Exilian

Game Design and Project Resources: The Workshops Quarter => Tabletop Design - The Senet House => Utherwald Press => Topic started by: stormwell on December 03, 2018, 03:41:38 PM

Title: What Is...Aerothium
Post by: stormwell on December 03, 2018, 03:41:38 PM
With a new edition of Savage Worlds on the horizon, I've been going through and updating Frozen Skies to reflect the new rules. Alot of this has been mostly changes to stats, Edges and Hindrances. It is also a golden opportunity to go through the fluff of the setting, edit and improve the parts I'm not 100% happy with. The objective of this is to try and make the fluff more clear by tracking down and rewriting the contradictions about the setting, basically to make things a little less disjointed. The first of this so-called "What Is...?" series is a look at the lifting gas of the air vessels found within the setting; AEROTHIUM.

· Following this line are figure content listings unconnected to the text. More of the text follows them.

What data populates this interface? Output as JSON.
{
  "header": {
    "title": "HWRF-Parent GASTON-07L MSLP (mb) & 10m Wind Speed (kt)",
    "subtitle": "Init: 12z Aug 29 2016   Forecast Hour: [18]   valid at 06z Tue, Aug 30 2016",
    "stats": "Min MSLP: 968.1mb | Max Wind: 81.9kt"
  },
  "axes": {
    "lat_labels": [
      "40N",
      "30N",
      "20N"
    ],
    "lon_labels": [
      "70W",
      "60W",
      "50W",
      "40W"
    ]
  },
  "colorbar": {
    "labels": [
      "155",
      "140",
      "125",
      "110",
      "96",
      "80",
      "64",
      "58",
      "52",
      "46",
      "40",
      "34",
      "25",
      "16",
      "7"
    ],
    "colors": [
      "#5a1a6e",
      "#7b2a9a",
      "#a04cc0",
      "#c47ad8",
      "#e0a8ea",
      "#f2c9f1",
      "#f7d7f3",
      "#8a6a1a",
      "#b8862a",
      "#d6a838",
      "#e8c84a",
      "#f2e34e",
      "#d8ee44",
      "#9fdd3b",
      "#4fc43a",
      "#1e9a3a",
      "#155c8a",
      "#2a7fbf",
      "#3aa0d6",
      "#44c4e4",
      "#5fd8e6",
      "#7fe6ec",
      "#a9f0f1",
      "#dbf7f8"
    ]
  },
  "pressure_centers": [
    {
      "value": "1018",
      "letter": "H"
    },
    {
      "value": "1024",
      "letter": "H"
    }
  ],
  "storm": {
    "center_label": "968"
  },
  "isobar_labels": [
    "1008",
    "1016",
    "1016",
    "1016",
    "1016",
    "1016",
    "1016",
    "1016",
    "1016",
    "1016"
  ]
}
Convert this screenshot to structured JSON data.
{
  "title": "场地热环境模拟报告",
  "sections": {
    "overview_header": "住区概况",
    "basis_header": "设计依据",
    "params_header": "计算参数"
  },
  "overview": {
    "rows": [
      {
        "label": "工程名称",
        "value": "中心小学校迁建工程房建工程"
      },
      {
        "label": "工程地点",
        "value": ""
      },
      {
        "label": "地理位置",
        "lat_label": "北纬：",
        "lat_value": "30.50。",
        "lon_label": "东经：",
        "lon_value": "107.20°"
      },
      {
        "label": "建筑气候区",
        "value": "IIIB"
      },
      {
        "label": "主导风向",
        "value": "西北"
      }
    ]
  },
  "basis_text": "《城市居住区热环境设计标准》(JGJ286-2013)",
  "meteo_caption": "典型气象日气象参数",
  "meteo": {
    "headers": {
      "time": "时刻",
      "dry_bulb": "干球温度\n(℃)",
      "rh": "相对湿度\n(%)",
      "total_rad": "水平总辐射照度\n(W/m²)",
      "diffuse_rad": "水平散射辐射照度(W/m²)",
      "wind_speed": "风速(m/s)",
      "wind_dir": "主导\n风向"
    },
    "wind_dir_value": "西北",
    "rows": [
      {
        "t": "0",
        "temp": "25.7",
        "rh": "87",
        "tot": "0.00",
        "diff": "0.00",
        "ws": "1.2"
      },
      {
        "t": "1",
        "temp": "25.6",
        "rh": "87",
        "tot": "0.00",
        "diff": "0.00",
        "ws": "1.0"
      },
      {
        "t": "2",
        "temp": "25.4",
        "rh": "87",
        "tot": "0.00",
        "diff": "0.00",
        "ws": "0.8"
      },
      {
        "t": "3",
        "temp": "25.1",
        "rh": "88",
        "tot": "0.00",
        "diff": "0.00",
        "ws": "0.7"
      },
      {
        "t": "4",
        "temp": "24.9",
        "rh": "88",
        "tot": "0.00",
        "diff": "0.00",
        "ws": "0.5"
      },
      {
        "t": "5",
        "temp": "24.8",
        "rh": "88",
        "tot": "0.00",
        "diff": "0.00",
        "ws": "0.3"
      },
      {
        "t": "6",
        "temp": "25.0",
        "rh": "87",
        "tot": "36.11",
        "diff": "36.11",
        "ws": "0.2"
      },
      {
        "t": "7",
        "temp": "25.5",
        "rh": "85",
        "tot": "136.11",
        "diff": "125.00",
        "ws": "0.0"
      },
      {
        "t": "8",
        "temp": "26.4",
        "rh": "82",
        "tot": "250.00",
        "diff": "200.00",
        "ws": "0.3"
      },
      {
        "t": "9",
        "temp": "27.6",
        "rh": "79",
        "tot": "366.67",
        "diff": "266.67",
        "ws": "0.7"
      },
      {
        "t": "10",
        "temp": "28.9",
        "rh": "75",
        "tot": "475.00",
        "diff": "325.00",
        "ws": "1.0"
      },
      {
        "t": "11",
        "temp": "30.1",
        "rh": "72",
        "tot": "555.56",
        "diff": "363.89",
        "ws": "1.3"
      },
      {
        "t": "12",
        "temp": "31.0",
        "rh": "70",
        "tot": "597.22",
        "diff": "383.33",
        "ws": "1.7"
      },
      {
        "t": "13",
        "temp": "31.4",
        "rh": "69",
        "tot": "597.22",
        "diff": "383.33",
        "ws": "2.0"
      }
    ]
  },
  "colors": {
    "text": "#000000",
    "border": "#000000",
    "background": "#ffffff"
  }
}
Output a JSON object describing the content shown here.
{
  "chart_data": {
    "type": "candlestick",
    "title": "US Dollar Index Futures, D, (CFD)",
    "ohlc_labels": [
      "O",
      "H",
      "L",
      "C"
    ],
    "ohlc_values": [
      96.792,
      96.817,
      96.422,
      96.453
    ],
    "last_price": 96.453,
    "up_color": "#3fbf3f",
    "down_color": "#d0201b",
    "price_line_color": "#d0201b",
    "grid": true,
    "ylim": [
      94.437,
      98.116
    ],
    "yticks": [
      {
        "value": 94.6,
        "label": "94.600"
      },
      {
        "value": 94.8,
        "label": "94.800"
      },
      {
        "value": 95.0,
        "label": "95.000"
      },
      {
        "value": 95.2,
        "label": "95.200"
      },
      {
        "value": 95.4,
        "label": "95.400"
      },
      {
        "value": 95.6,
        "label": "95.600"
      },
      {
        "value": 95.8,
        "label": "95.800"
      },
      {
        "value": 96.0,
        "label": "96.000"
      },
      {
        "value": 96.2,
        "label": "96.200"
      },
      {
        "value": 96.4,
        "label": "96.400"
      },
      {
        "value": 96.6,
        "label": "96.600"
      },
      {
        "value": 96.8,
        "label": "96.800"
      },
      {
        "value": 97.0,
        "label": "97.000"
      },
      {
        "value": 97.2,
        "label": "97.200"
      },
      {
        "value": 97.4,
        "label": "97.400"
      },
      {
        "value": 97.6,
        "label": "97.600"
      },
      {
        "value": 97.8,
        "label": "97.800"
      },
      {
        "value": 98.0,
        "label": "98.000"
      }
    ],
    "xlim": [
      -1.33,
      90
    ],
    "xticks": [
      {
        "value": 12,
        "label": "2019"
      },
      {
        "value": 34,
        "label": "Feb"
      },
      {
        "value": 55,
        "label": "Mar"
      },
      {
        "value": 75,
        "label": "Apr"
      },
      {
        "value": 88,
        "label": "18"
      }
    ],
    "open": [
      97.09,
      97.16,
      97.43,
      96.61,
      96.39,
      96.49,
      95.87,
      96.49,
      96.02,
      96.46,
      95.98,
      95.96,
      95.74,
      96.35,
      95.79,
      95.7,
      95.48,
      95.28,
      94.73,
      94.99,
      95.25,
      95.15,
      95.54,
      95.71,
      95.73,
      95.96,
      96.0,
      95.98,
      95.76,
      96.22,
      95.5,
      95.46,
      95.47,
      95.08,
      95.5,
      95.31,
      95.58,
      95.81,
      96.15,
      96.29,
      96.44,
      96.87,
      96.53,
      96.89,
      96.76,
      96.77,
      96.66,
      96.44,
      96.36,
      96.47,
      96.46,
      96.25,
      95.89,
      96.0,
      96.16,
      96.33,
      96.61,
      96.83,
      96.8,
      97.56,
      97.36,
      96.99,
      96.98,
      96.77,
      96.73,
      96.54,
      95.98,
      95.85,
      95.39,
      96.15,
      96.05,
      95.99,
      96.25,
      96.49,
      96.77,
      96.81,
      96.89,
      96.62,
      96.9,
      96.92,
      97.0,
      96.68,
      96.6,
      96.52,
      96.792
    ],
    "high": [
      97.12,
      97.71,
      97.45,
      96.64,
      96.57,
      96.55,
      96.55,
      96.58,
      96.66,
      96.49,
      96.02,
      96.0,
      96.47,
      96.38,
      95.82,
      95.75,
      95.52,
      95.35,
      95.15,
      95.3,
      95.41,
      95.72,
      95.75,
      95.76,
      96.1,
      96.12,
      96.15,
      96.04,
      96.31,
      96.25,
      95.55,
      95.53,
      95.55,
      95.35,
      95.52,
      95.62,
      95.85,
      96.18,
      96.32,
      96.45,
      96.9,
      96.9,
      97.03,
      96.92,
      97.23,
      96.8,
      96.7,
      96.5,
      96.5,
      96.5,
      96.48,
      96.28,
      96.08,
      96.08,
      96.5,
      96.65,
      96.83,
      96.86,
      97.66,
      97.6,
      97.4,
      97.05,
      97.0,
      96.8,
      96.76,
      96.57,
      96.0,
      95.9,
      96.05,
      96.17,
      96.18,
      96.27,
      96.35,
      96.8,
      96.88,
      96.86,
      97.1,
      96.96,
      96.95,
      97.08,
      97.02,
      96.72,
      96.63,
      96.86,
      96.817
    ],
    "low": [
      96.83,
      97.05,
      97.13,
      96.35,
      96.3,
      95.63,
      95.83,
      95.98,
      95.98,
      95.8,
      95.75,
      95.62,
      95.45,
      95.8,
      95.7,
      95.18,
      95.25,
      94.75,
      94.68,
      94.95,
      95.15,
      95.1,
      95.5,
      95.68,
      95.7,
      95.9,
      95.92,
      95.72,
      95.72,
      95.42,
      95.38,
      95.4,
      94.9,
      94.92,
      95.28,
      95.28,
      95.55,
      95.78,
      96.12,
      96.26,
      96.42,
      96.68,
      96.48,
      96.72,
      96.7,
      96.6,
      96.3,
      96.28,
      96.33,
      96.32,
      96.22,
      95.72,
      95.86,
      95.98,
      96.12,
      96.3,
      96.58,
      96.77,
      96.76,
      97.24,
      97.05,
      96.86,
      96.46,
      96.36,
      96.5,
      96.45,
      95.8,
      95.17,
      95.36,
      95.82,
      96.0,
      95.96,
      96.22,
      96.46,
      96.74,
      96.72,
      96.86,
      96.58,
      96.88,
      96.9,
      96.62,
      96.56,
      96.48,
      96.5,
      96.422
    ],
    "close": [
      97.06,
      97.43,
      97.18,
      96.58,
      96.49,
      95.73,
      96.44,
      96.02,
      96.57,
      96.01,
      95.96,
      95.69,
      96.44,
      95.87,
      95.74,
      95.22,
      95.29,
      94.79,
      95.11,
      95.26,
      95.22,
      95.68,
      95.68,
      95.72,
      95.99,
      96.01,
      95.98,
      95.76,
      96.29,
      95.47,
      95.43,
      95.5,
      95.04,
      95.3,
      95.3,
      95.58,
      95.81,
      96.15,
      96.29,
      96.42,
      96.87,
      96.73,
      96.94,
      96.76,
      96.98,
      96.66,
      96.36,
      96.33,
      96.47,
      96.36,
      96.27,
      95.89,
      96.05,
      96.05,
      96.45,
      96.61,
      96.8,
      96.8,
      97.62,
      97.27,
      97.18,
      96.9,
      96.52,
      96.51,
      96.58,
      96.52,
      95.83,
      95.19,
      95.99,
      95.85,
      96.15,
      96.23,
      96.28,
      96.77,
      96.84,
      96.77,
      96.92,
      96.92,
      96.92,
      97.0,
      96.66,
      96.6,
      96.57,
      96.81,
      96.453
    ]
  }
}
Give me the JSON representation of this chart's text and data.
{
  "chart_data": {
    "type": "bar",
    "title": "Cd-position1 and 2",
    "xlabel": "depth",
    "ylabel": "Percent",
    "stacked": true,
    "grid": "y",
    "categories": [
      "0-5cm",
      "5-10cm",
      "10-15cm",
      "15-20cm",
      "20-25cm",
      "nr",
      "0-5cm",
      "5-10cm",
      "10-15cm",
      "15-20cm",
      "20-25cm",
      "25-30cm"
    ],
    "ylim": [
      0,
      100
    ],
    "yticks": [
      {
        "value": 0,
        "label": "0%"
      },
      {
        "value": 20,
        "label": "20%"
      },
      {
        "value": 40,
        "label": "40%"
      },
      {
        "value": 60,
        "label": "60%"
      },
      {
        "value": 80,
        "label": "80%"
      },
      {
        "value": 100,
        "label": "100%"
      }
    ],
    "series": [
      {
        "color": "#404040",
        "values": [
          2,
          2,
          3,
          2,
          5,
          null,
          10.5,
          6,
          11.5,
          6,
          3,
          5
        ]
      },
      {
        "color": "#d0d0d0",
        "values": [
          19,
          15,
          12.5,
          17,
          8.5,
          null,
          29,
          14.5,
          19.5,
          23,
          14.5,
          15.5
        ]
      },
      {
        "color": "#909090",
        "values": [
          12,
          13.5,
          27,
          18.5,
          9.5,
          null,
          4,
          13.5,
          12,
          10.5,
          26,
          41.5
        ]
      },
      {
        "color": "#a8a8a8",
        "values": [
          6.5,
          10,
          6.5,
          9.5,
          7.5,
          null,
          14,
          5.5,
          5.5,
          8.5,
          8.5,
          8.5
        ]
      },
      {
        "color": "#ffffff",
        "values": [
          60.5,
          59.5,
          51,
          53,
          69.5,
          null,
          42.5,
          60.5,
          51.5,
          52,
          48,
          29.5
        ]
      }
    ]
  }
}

http://www.utherwaldpress.com/2018/12/what-isaerothium.html
Title: Re: What Is...Aerothium
Post by: Jubal on December 09, 2018, 02:41:15 PM
This was a good read :) I mean, as long as you don't try and think at all about the physics, it's good from a game mechanics perspective/provides the right level of balance between the power of the tech and the social or technical constraints.
Title: Re: What Is...Aerothium
Post by: stormwell on December 10, 2018, 03:43:08 PM
This was a good read :) I mean, as long as you don't try and think at all about the physics, it's good from a game mechanics perspective/provides the right level of balance between the power of the tech and the social or technical constraints.
Thank you. :)
I've always had it pretty solid how I want the lifting gas in the setting to work, but its good getting it written down.
Title: Re: What Is...Aerothium
Post by: Jubal on December 10, 2018, 05:05:07 PM
From pure nerd-interest I'm of course now wondering if there's some way you could do a more handwaved version of the physics, but I suspect given gas + conductiveness coming up with something would involve me having to know something more about plasmas than I do - with a plasma being conductive unlike a gas, I guess that could be a part of the model, though.